Great, I thought. I'm going to go down in history as the guy who led Stan and Joyce Schmidt to their deaths in the Wyoming wilderness.

Oh me of little faith. They walked me, and my wife, Kathy, into the ground. We climbed switchbacks, forded streams, slogged through swamps, and after we'd arrived and set up base camp, Stan pulled his recorder (the wind instrument!) from his pack and began to pipe us a few tunes.

So the next day I led them another couple of miles up the trail to Lost Twin Lakes, where the air is so thin even the mountain goats gasp for breath and the fishing was so good that we grew tired of reeling them in. Stan and Joyce were suitably impressed, and the clean air even seemed to help ease their pneumonia a bit.

And all through the trip we talked about the geology of the mountains, the types of flora and fauna we saw, clouds, the stars, fishing techniques, map-reading techniques—every subject under the Sun. In the process Stan taught me at least as much about my own back yard as I taught him.

Since then we've travelled together whenever we get the chance, and I cannot imagine more perfect travelling companions than Stan and Joyce. They're eager to explore, and their intense interest in anything different makes each new discovery an adventure. They read up on places before they go, too, so they know where adventures are most likely to be waiting.
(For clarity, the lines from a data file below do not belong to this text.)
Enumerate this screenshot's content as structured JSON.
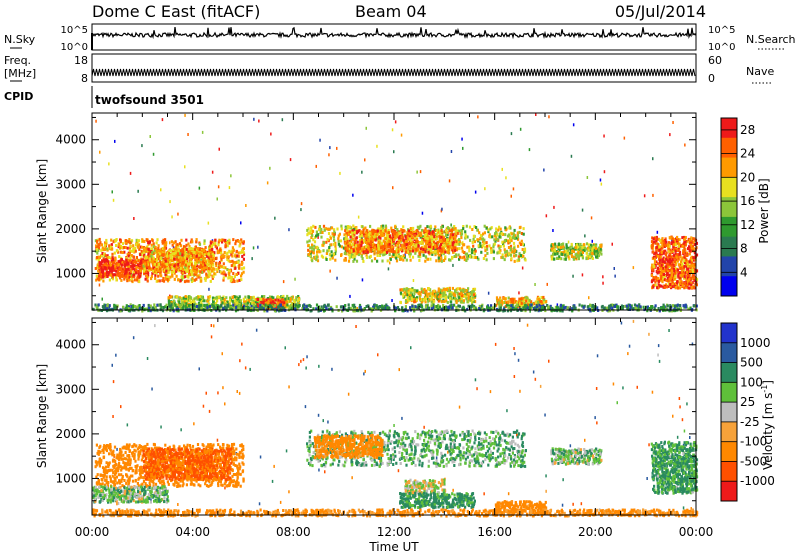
{
  "header": {
    "station": "Dome C East (fitACF)",
    "beam": "Beam 04",
    "date": "05/Jul/2014"
  },
  "panels": {
    "nsky": {
      "label": "N.Sky",
      "ticks": [
        "10^5",
        "10^0"
      ],
      "right_label": "N.Search",
      "right_ticks": [
        "10^5",
        "10^0"
      ]
    },
    "freq": {
      "label_line1": "Freq.",
      "label_line2": "[MHz]",
      "ticks": [
        "18",
        "8"
      ],
      "right_label": "Nave",
      "right_ticks": [
        "60",
        "0"
      ]
    },
    "cpid": {
      "label": "CPID",
      "value": "twofsound 3501"
    }
  },
  "chart_data": [
    {
      "type": "heatmap",
      "quantity": "power",
      "xlabel": "Time UT",
      "ylabel": "Slant Range [km]",
      "x_ticks": [
        "00:00",
        "04:00",
        "08:00",
        "12:00",
        "16:00",
        "20:00",
        "00:00"
      ],
      "x_range_hours": [
        0,
        24
      ],
      "y_ticks": [
        1000,
        2000,
        3000,
        4000
      ],
      "y_range_km": [
        180,
        4600
      ],
      "colorbar_label": "Power [dB]",
      "colorbar_ticks": [
        4,
        8,
        12,
        16,
        20,
        24,
        28
      ],
      "colorbar_range": [
        0,
        30
      ],
      "colors": [
        "#0000ee",
        "#2244aa",
        "#2a7a50",
        "#2f9a2f",
        "#8cc63a",
        "#e8e020",
        "#ff9a00",
        "#ff6000",
        "#ee1a1a"
      ],
      "scatter_regions": [
        {
          "t0": 0.1,
          "t1": 6.0,
          "r0": 850,
          "r1": 1800,
          "value": 22
        },
        {
          "t0": 0.2,
          "t1": 2.2,
          "r0": 950,
          "r1": 1350,
          "value": 28
        },
        {
          "t0": 2.0,
          "t1": 4.8,
          "r0": 1050,
          "r1": 1600,
          "value": 22
        },
        {
          "t0": 3.0,
          "t1": 8.2,
          "r0": 240,
          "r1": 520,
          "value": 16
        },
        {
          "t0": 6.5,
          "t1": 7.6,
          "r0": 250,
          "r1": 460,
          "value": 27
        },
        {
          "t0": 8.5,
          "t1": 17.2,
          "r0": 1300,
          "r1": 2100,
          "value": 18
        },
        {
          "t0": 10.0,
          "t1": 14.5,
          "r0": 1500,
          "r1": 2000,
          "value": 23
        },
        {
          "t0": 12.2,
          "t1": 15.2,
          "r0": 380,
          "r1": 700,
          "value": 18
        },
        {
          "t0": 16.0,
          "t1": 18.0,
          "r0": 260,
          "r1": 500,
          "value": 20
        },
        {
          "t0": 18.2,
          "t1": 20.2,
          "r0": 1350,
          "r1": 1700,
          "value": 16
        },
        {
          "t0": 22.2,
          "t1": 24.0,
          "r0": 700,
          "r1": 1850,
          "value": 25
        },
        {
          "t0": 0.0,
          "t1": 24.0,
          "r0": 190,
          "r1": 330,
          "value": 10
        }
      ]
    },
    {
      "type": "heatmap",
      "quantity": "velocity",
      "xlabel": "Time UT",
      "ylabel": "Slant Range [km]",
      "x_ticks": [
        "00:00",
        "04:00",
        "08:00",
        "12:00",
        "16:00",
        "20:00",
        "00:00"
      ],
      "x_range_hours": [
        0,
        24
      ],
      "y_ticks": [
        1000,
        2000,
        3000,
        4000
      ],
      "y_range_km": [
        180,
        4600
      ],
      "colorbar_label": "Velocity [m s",
      "colorbar_label_exponent": "-1",
      "colorbar_label_close": "]",
      "colorbar_ticks": [
        "1000",
        "500",
        "100",
        "25",
        "-25",
        "-100",
        "-500",
        "-1000"
      ],
      "colors": [
        "#2233cc",
        "#2a5aa0",
        "#2a8a60",
        "#5fc03a",
        "#bdbdbd",
        "#f6a23a",
        "#ff8800",
        "#ff5000",
        "#ee1a1a"
      ],
      "scatter_regions": [
        {
          "t0": 0.1,
          "t1": 6.0,
          "r0": 850,
          "r1": 1800,
          "value": -300
        },
        {
          "t0": 2.0,
          "t1": 5.5,
          "r0": 1000,
          "r1": 1700,
          "value": -600
        },
        {
          "t0": 0.0,
          "t1": 3.0,
          "r0": 500,
          "r1": 850,
          "value": 60
        },
        {
          "t0": 8.5,
          "t1": 17.2,
          "r0": 1300,
          "r1": 2100,
          "value": 80
        },
        {
          "t0": 8.8,
          "t1": 11.5,
          "r0": 1500,
          "r1": 2000,
          "value": -200
        },
        {
          "t0": 12.4,
          "t1": 14.0,
          "r0": 700,
          "r1": 1000,
          "value": 0
        },
        {
          "t0": 12.2,
          "t1": 15.2,
          "r0": 380,
          "r1": 700,
          "value": 150
        },
        {
          "t0": 16.0,
          "t1": 18.0,
          "r0": 260,
          "r1": 520,
          "value": -200
        },
        {
          "t0": 18.2,
          "t1": 20.2,
          "r0": 1350,
          "r1": 1700,
          "value": 60
        },
        {
          "t0": 22.2,
          "t1": 24.0,
          "r0": 700,
          "r1": 1850,
          "value": 120
        },
        {
          "t0": 0.0,
          "t1": 24.0,
          "r0": 190,
          "r1": 330,
          "value": -150
        }
      ]
    }
  ]
}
Yet they're not averse to passing time just admiring the scenery. We've spent many an hour over picnic lunches alongside picturesque lakes, and Stan even plays tunes for us on that same recorder he carried all the way to Mirror Lake, and which he carries practically everywhere he goes.

Perhaps surprisingly, we don't talk much about writing during our travels. It's not due to author-editor tension, nor disagreement about style, but simply because the subject seldom comes up. We have too much else to talk about. Stan is so well read there's hardly a subject that he doesn't know at least in passing, and what he doesn't know he loves to ask intelligent questions about, so we find ourselves exploring practically anything that catches our attention.

After you have spent the last few hours on a guided tour through darkest Africa by way of the Fermilab or Betelgeuse, that this is normal around Stan. He's not just the editor of Analog, not just the author of half a dozen books (including the writer's guide, Aliens and Alien Societies), nor is he just a scientist who is good at English. He is, quite simply, one of the most fascinating people you are likely to meet no matter where your spheres of interest coincide.